Derrick parece un poco avergonzado.

—Bueno. Sí.

—¡Pero no tenemos nuestro propio ejército para eliminarlas!

Derrick me mira, parpadeando, y su luz se atenúa.

—¡Caramba! Si lo dices así suena bastante deprimente.

—¿Y dónde está el sello? ¿Cómo lo arreglamos?

—No lo sé. Nunca lo he visto. Los pixies no nos metemos en los asuntos de otros sìthichean.

Ahora entiendo por qué a Kiaran no le sorprendieron en absoluto aquellos gorros rojos. ¡Menudo tipo más reservado! ¿Cómo diantre se supone que voy a eliminarlos si no sé dónde están? Si no arreglamos ese sello, Edimburgo caerá. Segurísimo. Se atrapó a las hadas bajo la ciudad por una razón. Si salen, lo destruirán todo a su paso.

Y hay algo más que Kiaran no me ha contado.

—Derrick —digo, y él me mira con cautela—, ¿alguna vez has oído hablar de una halconera?

Si no hubiera estado atenta a su reacción, tal vez no habría advertido que se ha puesto rígido. Así no es como reacciona normalmente un pixie ebrio de miel. Derrick no ha parecido nunca más sobrio.

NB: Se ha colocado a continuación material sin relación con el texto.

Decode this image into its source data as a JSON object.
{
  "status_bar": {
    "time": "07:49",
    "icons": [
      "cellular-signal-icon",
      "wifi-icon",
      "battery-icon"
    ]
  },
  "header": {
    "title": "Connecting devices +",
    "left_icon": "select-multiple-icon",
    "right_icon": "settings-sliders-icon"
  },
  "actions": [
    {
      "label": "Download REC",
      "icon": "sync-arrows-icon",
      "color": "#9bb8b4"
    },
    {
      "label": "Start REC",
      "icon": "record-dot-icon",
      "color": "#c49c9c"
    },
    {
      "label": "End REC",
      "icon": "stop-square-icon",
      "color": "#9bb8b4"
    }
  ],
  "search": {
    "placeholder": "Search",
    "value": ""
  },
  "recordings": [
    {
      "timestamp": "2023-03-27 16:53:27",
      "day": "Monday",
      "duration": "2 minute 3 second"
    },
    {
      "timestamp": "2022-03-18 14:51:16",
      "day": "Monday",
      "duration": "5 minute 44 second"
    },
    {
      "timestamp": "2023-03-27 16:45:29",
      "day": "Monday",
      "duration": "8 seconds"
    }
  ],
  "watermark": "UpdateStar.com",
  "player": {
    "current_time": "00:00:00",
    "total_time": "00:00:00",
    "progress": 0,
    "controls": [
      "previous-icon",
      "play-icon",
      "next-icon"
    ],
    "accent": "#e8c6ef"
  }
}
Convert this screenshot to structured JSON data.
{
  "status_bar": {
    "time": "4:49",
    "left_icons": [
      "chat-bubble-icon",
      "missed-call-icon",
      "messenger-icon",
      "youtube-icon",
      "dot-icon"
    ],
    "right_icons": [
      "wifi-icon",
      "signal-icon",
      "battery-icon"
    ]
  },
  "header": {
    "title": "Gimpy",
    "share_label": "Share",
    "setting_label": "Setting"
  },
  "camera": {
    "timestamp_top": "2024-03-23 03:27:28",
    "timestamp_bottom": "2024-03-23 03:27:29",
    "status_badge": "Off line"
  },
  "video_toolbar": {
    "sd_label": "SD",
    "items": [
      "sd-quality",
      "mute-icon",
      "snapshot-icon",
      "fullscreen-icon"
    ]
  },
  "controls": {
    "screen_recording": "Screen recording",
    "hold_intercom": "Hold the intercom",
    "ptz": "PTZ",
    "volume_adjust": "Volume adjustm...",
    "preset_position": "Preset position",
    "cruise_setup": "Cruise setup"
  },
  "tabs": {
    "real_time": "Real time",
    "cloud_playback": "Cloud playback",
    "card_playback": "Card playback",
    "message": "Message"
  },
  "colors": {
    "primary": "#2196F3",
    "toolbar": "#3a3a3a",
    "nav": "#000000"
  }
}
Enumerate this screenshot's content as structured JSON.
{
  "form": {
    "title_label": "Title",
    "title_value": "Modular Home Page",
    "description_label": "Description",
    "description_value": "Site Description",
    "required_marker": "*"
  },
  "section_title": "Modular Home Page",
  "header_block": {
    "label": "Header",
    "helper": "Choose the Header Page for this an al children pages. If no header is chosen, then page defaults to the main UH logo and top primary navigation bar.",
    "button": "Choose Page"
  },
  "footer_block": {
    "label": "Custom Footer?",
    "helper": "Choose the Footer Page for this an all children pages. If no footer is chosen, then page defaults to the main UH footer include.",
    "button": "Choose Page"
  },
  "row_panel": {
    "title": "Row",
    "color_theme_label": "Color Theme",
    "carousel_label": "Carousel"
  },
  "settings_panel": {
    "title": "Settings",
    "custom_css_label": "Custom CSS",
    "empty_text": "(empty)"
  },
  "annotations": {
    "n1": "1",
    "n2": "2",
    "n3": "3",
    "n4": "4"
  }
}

—¿Dónde has oído esa palabra? —pregunta en voz baja.

Un atisbo de miedo cruza sus minúsculas facciones. Agita lentamente las finas alas y su halo se oscurece.

Frunzo el entrecejo.

—Kiaran la mencionó.

Derrick permanece en silencio aunque ha oído el nombre de Kiaran.

Otro secreto. A pesar de lo mucho que desprecia Derrick a Kiaran, comparten un pasado que me temo que nunca conoceré del todo. Puede que las hadas y las criaturas feéricas sean incapaces de mentir, pero eso solo las ha obligado a desarrollar más formas ingeniosas de sortear la verdad.

Derrick aparta la mirada de mí.

—Es alguien que caza con un halcón entrenado, desde luego. ¿Qué otra cosa iba a significar?

—Claro —digo, con un dejo de sarcasmo. No me dirá la verdad, no esta noche. Tendré que sonsacarle el resto a Kiaran cuando lo vea. Coloco la ropa cerca de la chimenea para secarla—. Estoy segura de que se refería a eso.

Una mentira a cambio de su verdad a medias.